Mrs. Bailey plans to bring about 30 different types of sauces for visitors to sample. She will be selling gift baskets wrapped in hot-pepper-decorated cellophane and filled with sauces, hot peanuts, candies and other goodies. One basket, made by disabled workers at the Providence Center in Arnold, comes with chips and a salsa bowl.
Mrs. Bailey said the family's passion for peppers began about eight years ago as a hobby for her parents, who own the Starboard, a boardwalk restaurant where they hold Bloody Mary smorgasbords on the weekends.
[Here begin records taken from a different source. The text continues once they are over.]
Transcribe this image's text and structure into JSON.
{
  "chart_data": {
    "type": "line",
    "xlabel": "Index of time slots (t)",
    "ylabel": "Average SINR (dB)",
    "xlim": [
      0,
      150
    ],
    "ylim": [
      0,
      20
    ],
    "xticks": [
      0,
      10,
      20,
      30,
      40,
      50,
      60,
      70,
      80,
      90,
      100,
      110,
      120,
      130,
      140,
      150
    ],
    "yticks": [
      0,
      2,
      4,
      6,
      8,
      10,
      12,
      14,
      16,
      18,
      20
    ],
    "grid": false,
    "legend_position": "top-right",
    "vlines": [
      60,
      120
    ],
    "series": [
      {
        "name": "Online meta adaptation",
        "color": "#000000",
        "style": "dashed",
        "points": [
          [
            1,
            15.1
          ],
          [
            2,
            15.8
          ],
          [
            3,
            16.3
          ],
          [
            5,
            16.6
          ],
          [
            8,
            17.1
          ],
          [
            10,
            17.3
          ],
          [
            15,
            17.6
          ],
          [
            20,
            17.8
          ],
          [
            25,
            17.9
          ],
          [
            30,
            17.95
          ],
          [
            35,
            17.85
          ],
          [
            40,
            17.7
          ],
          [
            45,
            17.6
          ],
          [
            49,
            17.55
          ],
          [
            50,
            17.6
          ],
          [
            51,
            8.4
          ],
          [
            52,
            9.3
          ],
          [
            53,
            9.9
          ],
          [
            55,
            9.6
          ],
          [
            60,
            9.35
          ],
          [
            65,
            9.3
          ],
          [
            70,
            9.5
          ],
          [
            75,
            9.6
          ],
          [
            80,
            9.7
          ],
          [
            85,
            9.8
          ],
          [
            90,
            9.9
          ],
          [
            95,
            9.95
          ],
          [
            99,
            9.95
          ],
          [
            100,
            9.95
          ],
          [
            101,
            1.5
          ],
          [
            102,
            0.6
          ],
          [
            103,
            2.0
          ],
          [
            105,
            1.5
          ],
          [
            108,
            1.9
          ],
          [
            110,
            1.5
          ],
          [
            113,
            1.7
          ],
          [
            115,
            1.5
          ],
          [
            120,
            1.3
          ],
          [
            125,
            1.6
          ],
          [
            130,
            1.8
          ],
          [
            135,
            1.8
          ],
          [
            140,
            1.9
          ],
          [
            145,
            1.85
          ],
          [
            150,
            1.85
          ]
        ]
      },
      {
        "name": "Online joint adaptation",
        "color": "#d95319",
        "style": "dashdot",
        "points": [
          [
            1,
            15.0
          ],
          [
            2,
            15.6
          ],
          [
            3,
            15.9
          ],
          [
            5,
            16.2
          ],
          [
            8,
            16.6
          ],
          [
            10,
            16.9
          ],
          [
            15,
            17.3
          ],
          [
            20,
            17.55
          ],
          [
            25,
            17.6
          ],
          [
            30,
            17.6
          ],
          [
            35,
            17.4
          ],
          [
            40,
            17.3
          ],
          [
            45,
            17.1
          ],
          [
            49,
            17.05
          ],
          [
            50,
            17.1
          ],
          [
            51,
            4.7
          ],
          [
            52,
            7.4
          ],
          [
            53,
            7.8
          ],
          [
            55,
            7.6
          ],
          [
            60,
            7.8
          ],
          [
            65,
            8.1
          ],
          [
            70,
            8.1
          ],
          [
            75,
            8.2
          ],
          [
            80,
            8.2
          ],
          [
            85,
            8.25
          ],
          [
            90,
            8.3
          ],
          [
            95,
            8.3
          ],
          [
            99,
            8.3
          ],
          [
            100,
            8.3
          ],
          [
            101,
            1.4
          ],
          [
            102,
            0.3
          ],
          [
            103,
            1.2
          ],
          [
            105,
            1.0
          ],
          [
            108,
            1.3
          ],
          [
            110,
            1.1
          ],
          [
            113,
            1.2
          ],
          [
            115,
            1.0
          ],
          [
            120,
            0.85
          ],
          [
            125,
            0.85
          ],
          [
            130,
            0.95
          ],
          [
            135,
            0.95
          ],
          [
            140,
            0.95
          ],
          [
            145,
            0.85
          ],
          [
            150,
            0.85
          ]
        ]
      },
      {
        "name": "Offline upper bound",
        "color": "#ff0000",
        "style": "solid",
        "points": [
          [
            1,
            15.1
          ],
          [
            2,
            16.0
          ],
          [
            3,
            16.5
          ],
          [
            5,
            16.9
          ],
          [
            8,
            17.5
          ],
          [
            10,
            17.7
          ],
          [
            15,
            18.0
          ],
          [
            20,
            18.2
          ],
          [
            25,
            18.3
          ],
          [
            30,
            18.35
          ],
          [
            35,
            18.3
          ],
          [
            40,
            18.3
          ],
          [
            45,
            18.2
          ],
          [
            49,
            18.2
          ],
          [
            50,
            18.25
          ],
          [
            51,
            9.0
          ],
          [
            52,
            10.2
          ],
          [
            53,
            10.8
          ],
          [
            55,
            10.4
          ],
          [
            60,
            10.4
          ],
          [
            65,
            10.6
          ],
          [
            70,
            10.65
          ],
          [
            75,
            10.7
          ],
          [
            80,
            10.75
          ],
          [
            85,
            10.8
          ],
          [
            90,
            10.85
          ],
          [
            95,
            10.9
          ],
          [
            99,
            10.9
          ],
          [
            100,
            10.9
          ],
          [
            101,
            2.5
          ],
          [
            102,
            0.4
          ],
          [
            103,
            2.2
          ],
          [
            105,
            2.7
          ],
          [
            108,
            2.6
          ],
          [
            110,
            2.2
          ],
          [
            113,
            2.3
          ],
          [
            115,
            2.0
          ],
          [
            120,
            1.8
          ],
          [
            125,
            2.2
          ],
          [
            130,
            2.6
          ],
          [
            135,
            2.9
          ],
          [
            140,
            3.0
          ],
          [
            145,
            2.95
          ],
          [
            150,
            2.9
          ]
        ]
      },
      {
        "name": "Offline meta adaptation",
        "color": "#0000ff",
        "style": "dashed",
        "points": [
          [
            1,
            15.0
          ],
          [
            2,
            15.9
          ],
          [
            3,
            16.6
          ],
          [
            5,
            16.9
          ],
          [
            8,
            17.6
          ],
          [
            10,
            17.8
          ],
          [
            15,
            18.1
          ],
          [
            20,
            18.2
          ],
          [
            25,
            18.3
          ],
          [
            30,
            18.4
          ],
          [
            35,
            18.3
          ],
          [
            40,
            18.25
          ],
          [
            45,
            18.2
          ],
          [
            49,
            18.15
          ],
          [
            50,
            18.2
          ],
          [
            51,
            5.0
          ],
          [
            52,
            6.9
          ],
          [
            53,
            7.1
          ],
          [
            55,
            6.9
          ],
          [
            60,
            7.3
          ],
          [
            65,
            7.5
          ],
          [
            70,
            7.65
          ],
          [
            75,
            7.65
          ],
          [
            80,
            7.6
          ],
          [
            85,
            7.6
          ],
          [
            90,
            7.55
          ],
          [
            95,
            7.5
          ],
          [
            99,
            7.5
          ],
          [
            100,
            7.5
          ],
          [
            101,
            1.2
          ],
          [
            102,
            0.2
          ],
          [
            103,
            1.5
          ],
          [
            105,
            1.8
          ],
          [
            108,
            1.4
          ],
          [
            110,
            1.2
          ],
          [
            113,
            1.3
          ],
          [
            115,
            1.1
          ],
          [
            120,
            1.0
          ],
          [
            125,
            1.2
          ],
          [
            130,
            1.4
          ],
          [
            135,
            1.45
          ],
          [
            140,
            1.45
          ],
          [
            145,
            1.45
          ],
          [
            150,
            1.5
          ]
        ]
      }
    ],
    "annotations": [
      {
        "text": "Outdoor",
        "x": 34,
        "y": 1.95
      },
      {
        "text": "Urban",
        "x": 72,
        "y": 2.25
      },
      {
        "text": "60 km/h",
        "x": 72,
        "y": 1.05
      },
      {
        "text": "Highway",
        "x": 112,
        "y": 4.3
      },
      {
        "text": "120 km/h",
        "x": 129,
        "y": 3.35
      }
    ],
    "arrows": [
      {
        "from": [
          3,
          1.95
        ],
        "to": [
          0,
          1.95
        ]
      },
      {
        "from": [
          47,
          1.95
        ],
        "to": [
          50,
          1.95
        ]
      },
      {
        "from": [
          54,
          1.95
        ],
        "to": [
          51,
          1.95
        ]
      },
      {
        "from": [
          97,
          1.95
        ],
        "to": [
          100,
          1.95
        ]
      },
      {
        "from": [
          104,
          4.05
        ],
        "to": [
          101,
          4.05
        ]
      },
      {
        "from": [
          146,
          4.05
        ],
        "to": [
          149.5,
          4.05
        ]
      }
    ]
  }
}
They eventually began collecting hot sauces and vodkas and got the idea for Peppers when customers said they liked the drinks, but wanted to have the sauces.
Today they have more than 2,400 different kinds of hot sauce -- the largest collection in the world, according to Chili Pepper magazine.
"We have chili-heads coming from all over to taste these sauces," said Chip Hearn, Mrs. Bailey's brother.
"People are absolutely addicted to it. It's a riot," Mrs. Bailey agreed.
According to Mr. Hearn, the addiction is not only in people's minds.
A chemical in peppers causes the brain to think the mouth is being burned, and the brain releases endorphins to ease the pain.
"You feel the hot of the pepper, and you sweat a little bit, and then you feel really good," said Mr. Hearn. "You can become addicted to the endorphin rush you get."
The Ulmstead Showcase Craft Show will be at the barn on Lynch Road 9 a.m. to 7 p.m. Saturday and 11 a.m. to 7 p.m. Sunday.